C052、南郑区汉山初级中学八(4)班:胡思涵
指导老师:刘兴聪
指路
汉中的巷子是活的。
你问路,它不说话,但巷口晒太阳的老人会站起来,朝你比划半天,最后索性说:“走,我带你去。”
我外婆就是这样的人。
她八十岁了,腿不好,但每次有人问路,她都要拄着拐杖送到巷口。有一回一个外地人要去饮马池,外婆硬是陪着走了半条街。回来的时候满头汗,我埋怨她:“人家问路,你说清楚不就行了?”

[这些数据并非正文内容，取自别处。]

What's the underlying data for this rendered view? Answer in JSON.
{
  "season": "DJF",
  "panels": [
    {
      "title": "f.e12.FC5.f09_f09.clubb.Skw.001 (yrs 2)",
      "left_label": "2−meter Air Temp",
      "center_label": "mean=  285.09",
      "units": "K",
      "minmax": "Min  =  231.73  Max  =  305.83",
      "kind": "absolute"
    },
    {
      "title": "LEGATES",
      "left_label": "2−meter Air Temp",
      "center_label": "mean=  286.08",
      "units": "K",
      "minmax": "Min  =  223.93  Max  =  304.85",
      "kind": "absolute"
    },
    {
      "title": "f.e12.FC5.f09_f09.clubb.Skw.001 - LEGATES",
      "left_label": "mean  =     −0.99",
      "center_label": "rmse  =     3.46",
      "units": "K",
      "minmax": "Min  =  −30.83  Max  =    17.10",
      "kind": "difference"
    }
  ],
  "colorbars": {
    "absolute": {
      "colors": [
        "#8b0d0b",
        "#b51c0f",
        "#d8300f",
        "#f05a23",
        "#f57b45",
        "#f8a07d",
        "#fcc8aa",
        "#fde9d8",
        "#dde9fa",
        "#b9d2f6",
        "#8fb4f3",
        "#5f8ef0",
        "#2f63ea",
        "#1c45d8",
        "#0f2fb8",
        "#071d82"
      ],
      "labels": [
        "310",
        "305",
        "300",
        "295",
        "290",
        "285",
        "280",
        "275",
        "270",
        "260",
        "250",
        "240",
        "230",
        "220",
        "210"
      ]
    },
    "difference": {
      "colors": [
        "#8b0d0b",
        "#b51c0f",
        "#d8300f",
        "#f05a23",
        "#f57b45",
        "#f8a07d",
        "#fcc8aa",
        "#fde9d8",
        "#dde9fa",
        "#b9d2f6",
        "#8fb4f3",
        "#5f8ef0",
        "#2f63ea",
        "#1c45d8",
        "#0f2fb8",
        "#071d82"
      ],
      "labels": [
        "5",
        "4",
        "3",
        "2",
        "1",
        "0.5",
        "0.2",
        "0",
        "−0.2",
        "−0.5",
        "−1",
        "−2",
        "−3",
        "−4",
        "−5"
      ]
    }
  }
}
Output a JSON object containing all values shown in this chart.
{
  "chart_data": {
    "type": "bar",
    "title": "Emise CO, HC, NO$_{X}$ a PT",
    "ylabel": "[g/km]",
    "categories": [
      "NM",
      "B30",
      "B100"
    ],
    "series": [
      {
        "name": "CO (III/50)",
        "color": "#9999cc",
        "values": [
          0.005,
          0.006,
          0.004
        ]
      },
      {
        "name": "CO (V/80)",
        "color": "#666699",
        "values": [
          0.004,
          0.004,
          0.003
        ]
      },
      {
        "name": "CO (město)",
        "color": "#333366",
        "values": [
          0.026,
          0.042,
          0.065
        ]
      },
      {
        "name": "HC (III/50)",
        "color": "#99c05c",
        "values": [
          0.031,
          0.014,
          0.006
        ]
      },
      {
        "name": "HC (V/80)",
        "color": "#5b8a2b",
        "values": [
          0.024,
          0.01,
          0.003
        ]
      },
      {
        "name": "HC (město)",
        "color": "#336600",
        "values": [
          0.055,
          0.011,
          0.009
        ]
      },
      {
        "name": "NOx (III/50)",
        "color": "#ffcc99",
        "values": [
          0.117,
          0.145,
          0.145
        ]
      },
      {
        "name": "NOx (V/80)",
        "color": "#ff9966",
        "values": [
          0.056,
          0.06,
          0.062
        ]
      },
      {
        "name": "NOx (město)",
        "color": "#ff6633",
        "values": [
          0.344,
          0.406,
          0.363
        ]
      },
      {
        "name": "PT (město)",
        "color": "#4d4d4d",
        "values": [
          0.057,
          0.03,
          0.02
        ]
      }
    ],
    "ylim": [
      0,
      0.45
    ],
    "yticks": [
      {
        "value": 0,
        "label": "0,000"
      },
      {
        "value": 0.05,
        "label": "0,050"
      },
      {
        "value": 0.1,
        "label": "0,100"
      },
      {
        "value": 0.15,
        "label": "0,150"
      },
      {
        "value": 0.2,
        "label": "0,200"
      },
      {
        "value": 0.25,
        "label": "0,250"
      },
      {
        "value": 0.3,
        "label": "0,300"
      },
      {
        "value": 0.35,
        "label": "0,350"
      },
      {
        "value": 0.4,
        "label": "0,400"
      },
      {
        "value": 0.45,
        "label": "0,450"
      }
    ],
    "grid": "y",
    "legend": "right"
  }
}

她坐下来,慢慢说:“说清楚哪够?别人信你,才问你。你把路指明白了,他心里就踏实了。咱这地方,祖祖辈辈都这样。”
我那时不懂。指路而已,至于吗?
直到去年,我独自去西安参加比赛。
出了地铁站,天黑,手机没电。我站在十字路口,像一只被水冲昏了头的鱼。鼓足勇气问了一个路人,那人随口说了句“往北走”,便匆匆走了。
我走了二十分钟,越走越荒。
后来是一个卖烤红薯的大叔,放下摊子,骑三轮车把我送到了酒店门口。我要给他钱,他摆摆手:“学生娃,别客气。下次你遇到别人问路,也这样就行。”
那天晚上我趴在酒店床上,突然想起了外婆。
不是想起她指路的样子,而是想起汉中的巷子——窄,弯,但每条巷子走到头,都有人站在那儿,等你问一声。
外婆常说:“汉中人,心里装着一张活地图。”
那张地图上,标着的不是地名,是人心。
回来后,我注意观察。
菜市场卖豆腐的阿姨,会多给一把葱花。修鞋的师傅,钉子扎了手也不肯多收五毛钱。隔壁张叔替整栋楼收快递,自己家成了收发站。对面楼那个哑巴爷爷,每天把楼道扫得比家里还干净,你冲他笑一下,他眼睛就亮了。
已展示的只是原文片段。